The settlement of the Call Option forms part of a series of transactions related to the acquisition of the German residential portfolio from LFH Portfolio Acquico S.À R.L. and Peach Property Group AG, as announced in current report no. 21/2024 dated 16 November 2024. Following the settlement of the Call Option, the Company will indirectly hold an 89.9% stake in Kaiserslautern I GmbH & Co. KG, Kaiserslautern II GmbH & Co. KG, Portfolio Heidenheim I GmbH, Portfolio Kaiserslautern VII GmbH, and Portfolio Helmstedt GmbH, as well as an 84.8% stake in Portfolio Kaiserslautern III GmbH, Portfolio KL Betzenberg IV GmbH, Portfolio KL Betzenberg V GmbH, and Portfolio Kaiserslautern VI GmbH.
Under the amended terms and conditions of the Participating Notes, if Paula S.À R.L. settles the Call Option before 30 April 2025, the Company will be entitled to exercise its right to early redemption of the Participating Notes, provided that the General Meeting adopts a resolution to increase the Company’s share capital (requiring the exclusion of pre-emptive rights of the Company’s shareholders) and/or any other resolution necessary to effectuate the Company’s right to early redemption (the “Share Capital Increase”). Additionally, from 15 April 2025 onwards, the noteholder is allowed to request early redemption of the Participating Notes, subject to the relevant Share Capital Increase.

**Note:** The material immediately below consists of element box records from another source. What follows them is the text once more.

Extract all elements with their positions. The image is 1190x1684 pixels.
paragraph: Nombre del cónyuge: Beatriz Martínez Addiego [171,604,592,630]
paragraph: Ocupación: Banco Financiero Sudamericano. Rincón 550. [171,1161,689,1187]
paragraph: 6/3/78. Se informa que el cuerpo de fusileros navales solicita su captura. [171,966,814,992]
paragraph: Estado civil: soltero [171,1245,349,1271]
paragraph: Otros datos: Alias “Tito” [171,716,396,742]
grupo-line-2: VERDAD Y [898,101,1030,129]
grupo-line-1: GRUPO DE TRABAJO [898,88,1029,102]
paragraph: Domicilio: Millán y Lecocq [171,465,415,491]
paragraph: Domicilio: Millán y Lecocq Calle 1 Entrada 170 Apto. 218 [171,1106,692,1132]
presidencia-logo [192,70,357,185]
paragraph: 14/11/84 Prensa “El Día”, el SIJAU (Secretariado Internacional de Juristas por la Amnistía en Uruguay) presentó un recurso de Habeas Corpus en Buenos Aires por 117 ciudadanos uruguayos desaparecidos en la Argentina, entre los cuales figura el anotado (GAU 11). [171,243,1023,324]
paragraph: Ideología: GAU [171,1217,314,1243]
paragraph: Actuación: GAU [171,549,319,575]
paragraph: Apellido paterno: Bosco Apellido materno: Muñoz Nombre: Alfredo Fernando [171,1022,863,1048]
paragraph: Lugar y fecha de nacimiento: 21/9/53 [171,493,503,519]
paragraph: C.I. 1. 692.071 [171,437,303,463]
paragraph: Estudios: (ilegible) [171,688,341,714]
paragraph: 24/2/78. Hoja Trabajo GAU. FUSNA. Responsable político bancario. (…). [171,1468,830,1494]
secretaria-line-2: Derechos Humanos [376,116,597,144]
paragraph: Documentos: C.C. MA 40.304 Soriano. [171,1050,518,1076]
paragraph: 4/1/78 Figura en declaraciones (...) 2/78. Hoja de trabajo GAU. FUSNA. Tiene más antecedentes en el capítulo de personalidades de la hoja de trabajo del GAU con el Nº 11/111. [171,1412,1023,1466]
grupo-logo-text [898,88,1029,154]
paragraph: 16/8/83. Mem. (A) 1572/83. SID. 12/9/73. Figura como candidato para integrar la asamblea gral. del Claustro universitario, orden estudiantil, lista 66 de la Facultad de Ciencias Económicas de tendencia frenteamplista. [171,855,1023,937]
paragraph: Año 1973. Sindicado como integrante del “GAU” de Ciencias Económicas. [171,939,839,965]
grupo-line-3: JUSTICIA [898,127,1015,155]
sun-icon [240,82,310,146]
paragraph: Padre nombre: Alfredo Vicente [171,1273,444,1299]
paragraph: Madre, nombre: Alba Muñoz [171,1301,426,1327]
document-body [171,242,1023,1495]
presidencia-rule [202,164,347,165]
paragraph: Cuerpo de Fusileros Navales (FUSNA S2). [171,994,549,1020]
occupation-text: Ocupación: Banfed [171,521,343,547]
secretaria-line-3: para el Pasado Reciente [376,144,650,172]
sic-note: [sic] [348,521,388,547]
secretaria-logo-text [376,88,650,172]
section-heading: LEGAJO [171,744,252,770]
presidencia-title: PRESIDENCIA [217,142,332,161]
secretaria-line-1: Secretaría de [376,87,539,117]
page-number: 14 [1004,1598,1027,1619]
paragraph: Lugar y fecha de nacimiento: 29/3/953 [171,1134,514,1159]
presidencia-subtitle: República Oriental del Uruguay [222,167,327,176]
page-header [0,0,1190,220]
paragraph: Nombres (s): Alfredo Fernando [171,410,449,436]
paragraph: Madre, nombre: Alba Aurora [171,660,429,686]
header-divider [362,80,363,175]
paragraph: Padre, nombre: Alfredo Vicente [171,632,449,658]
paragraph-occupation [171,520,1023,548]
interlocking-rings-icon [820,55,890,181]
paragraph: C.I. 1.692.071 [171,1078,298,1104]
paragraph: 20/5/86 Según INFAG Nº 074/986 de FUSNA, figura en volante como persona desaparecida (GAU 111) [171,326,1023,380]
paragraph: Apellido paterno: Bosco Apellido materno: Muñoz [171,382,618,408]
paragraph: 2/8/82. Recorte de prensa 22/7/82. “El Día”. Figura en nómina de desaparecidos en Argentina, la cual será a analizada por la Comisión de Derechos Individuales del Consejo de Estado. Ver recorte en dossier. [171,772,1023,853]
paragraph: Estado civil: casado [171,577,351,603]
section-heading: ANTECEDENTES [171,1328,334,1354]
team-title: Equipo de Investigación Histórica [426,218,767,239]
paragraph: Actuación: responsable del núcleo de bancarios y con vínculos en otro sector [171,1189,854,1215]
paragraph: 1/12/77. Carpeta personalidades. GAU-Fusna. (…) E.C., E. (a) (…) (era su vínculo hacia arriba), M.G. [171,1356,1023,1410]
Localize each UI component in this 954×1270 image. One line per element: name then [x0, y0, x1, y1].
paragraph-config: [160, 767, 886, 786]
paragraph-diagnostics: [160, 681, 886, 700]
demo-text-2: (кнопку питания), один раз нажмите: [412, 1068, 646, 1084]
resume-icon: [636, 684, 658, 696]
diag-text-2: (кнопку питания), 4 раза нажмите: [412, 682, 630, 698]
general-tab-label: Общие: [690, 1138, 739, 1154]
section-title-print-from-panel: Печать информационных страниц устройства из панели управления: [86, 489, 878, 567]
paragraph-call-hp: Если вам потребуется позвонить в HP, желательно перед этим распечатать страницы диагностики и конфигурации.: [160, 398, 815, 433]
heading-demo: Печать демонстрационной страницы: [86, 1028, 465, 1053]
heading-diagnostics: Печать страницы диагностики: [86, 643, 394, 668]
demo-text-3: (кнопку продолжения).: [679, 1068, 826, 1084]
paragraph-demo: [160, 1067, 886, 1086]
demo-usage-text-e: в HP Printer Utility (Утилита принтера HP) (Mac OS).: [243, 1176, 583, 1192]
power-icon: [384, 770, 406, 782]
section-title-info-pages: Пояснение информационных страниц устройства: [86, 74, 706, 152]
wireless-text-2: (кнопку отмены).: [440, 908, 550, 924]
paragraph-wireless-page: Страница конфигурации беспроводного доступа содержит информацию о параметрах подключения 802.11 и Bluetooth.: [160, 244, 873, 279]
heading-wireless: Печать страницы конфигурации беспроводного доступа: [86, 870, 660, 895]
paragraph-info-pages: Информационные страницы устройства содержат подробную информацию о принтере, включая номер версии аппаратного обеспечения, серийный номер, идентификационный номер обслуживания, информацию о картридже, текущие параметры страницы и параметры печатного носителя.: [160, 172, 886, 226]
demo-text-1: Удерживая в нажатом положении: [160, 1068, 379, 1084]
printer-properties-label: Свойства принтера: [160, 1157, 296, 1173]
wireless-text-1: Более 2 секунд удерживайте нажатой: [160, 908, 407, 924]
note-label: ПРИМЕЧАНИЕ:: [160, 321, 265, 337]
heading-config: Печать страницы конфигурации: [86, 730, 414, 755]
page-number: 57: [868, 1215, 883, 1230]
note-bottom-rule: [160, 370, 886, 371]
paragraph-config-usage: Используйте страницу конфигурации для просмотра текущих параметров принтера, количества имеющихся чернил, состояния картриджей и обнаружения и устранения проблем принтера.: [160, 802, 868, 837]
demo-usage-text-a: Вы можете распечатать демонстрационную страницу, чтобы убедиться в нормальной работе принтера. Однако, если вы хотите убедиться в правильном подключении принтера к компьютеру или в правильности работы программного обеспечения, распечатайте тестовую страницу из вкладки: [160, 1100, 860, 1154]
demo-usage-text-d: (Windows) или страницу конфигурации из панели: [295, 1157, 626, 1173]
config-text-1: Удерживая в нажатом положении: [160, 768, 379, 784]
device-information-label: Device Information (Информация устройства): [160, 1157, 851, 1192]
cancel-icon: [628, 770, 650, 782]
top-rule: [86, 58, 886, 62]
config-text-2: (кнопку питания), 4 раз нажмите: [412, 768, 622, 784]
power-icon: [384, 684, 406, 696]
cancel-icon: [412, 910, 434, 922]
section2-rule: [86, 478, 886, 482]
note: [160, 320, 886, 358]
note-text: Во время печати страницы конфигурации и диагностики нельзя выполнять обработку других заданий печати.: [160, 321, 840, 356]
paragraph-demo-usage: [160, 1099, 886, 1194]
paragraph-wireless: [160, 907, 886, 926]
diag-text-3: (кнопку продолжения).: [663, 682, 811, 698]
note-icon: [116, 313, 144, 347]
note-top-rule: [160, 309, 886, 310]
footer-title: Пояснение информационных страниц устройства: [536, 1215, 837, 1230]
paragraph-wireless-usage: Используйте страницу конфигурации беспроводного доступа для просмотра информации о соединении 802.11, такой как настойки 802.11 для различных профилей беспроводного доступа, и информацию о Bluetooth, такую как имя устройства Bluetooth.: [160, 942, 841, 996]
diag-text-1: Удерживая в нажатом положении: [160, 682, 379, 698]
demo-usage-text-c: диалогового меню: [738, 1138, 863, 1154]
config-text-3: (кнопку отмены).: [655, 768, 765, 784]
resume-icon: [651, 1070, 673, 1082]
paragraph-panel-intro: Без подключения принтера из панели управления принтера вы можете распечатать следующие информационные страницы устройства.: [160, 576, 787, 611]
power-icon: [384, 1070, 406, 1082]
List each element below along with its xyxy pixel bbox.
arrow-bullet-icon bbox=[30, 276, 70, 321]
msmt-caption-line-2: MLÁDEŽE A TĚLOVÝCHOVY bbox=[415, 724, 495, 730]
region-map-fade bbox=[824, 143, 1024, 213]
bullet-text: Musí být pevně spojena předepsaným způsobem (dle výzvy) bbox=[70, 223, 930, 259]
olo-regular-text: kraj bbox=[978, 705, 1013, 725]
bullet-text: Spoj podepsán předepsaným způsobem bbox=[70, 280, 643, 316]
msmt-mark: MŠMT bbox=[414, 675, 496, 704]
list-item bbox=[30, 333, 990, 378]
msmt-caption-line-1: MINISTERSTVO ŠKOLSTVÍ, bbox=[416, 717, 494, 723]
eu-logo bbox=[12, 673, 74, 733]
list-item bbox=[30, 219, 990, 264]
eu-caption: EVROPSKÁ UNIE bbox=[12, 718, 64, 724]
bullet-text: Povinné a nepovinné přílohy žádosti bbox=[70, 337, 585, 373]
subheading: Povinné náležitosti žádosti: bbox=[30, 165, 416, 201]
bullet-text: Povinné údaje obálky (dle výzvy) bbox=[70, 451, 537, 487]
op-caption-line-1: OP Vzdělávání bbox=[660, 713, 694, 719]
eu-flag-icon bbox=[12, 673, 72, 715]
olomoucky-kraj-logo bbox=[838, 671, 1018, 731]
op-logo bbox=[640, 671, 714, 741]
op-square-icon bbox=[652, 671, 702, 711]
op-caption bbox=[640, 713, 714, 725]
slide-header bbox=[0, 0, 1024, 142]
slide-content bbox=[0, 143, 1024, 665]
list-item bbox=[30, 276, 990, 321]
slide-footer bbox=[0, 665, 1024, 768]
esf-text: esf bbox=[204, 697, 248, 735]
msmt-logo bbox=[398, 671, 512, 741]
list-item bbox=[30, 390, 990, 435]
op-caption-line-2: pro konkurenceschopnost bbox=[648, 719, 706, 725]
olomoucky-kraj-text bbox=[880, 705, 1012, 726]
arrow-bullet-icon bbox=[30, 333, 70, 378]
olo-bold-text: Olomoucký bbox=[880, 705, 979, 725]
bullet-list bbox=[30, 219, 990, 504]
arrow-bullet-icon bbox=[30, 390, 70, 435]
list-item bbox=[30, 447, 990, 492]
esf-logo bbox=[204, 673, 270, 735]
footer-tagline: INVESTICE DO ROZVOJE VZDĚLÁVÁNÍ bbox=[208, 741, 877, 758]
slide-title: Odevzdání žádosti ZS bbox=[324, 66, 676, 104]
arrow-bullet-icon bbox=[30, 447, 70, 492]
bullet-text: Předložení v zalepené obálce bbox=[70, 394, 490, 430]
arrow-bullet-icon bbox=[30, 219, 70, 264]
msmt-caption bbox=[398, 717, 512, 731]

In each case, upon early redemption, the Participating Notes will be redeemed by way of set-off against the subscription price of the equity instruments to be subscribed for by the noteholder under the Share Capital Increase, with no additional redemption amount due and no cash payable to the noteholder.
Legal basis: Art. 17 (1) of the Regulation of the European Parliament and of the Council (EU) No. 596/2014 on market abuse (market abuse regulation) and repealing Directive 2003/6/EC of the European Parliament and of the Council and Commission Directives 2003/124/EC, 2003/125/EC and 2004/72/EC (inside information).